Portugal: Leonor Andrade – Há um mar que nos separa

Leonor Andrade - Há um mar que nos separa | Eurovision 2015 Portugal

Leonor Andrade won Portugal’s Festival da Canção after finding fame as a contestant on Portugal’s The Voice. She has also appeared on popular Portuguese telenovela Água de Mar.

In an increasingly homogenous Eurovision landscape, I’ve come to really appreciate Portugal’s dogged insistence on ploughing their own musical furrow, regardless of how it’s received by the rest of the continent. Their entries have covered a variety of sounds and genres –  from the effervescent pop of Quero ser tua to the dramatic fado of Senhora do mar, via the heartfelt sweetness of Todas as Ruas do Amor, all the while retaining a distinctly Portuguese feel.

Há um mar que nos separa finds the country shifting gears once again, this time into a moody alternative-pop sound. There’s a nice build-and-release of tension in this song, with the verses create a feeling of brooding intensity before giving way to a more accessible, hopeful-sounding chorus. Singer Leonor Andrade is a nervy performer who sells the former somewhat better than the latter on the evidence of her Festival da Canção performance, but the song has been given a more uplifting revamp since then, which may allow her to make the transition more easily.

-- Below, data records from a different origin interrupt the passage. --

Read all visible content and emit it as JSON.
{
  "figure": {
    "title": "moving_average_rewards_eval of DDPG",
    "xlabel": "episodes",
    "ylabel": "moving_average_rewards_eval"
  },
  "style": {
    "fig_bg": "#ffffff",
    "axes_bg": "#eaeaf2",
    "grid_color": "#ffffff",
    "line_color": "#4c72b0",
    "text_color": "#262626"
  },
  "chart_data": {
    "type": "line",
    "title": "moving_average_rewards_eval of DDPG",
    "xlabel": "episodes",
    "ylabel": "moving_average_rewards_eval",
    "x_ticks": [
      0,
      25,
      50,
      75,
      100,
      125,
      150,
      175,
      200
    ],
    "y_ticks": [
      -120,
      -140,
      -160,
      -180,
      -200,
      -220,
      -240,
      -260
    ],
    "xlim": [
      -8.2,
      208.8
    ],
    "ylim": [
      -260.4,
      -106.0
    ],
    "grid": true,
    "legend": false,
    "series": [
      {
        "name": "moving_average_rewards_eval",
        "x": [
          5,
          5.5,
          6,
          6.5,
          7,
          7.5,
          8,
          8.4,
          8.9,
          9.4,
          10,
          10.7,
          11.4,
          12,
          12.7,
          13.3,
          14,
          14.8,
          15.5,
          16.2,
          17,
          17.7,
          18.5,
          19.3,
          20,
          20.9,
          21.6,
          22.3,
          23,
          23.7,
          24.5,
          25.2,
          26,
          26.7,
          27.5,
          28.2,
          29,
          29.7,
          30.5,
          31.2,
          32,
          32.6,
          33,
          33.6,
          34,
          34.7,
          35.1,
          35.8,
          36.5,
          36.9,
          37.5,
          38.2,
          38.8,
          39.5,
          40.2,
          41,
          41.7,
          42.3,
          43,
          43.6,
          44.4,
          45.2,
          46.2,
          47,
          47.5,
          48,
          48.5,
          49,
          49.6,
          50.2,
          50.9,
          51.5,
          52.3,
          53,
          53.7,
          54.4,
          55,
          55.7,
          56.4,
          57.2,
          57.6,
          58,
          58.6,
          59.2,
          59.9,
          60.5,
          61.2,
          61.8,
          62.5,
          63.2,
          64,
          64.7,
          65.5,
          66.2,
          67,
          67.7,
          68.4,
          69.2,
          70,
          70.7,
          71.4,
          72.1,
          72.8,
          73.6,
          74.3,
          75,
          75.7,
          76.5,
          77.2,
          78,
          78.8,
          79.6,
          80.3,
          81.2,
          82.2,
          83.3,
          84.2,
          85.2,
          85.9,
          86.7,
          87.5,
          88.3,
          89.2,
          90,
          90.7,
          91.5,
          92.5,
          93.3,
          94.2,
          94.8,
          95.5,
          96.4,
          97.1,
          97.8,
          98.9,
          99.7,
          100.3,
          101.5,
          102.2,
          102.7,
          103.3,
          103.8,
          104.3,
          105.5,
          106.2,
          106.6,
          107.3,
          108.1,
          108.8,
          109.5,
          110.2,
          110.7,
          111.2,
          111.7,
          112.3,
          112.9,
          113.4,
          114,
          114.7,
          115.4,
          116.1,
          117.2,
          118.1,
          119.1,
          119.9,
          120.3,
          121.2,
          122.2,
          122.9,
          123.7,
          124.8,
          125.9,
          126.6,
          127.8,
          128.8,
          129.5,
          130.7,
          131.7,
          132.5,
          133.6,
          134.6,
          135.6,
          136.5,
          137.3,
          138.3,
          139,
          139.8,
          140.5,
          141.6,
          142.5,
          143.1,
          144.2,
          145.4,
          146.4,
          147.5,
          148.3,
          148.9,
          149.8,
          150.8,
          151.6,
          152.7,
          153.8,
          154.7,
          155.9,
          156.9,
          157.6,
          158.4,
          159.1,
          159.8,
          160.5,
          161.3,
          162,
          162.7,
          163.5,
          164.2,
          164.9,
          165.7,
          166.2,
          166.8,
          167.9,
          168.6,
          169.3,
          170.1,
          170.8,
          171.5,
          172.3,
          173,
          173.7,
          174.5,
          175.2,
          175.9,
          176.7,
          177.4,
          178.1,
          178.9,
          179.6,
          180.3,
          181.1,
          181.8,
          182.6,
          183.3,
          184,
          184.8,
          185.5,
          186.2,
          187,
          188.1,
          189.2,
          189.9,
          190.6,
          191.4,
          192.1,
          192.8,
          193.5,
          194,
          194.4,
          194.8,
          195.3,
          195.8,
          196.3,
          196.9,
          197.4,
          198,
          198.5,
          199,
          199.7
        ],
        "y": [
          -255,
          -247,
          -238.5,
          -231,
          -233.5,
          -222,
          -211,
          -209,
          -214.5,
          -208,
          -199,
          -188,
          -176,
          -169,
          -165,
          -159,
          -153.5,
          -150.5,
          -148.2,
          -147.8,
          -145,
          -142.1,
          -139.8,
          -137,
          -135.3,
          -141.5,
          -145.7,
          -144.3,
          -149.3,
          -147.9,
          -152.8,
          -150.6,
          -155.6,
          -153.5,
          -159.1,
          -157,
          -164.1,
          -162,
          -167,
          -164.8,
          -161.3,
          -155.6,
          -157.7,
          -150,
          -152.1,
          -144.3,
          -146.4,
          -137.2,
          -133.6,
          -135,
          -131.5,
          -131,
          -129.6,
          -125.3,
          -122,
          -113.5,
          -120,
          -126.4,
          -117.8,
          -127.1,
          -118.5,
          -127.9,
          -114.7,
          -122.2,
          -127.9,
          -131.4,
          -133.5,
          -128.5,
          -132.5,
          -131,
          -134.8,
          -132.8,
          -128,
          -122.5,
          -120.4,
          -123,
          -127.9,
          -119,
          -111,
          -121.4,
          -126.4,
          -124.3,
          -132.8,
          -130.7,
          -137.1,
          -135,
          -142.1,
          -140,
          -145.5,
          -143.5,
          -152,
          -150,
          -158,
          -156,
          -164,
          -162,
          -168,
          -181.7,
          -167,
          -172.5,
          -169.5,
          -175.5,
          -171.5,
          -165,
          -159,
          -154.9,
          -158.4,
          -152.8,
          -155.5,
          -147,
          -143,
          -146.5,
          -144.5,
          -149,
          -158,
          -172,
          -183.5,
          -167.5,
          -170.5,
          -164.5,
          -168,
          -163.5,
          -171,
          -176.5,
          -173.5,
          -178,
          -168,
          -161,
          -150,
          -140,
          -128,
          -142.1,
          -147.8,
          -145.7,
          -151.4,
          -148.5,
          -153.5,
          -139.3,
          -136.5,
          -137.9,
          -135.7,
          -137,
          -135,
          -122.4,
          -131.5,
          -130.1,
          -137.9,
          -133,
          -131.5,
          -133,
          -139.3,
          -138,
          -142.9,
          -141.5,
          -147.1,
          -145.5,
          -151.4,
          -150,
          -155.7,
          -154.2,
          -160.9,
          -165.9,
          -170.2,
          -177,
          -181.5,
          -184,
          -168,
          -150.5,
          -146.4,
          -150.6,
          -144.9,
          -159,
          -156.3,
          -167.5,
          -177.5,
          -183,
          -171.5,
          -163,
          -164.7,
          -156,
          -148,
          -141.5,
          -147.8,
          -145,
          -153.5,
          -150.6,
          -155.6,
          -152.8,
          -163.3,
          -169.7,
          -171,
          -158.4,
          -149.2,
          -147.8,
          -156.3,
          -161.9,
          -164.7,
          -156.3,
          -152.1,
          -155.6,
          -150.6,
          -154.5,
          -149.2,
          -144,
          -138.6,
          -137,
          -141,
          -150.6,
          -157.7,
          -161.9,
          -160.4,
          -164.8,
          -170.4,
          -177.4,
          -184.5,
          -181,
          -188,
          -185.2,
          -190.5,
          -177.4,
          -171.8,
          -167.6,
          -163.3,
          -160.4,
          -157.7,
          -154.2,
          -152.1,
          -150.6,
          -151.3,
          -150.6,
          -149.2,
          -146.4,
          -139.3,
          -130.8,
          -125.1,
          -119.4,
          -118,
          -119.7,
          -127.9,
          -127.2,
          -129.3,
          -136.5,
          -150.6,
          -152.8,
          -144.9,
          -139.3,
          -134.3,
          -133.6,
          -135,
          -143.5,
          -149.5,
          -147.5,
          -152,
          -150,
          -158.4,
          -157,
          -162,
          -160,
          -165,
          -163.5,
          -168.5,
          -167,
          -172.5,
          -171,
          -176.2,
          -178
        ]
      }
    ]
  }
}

This is a very pleasant song to listen to while you’re hearing it. I enjoy the sound of the Portuguese language, and the new-agey backing vocals give it an endearingly dreamy nineties feel – it wouldn’t feel entirely out of place on a compilation alongside the likes of Billie Myers, Natalie Imbruglia and Sophie B.Hawkins. Unfortunately, ‘pleasant’ doesn’t necessarily translate into votes, and of all the songs in the second semi final, this is the one I’m least expecting to see progressing to the main show.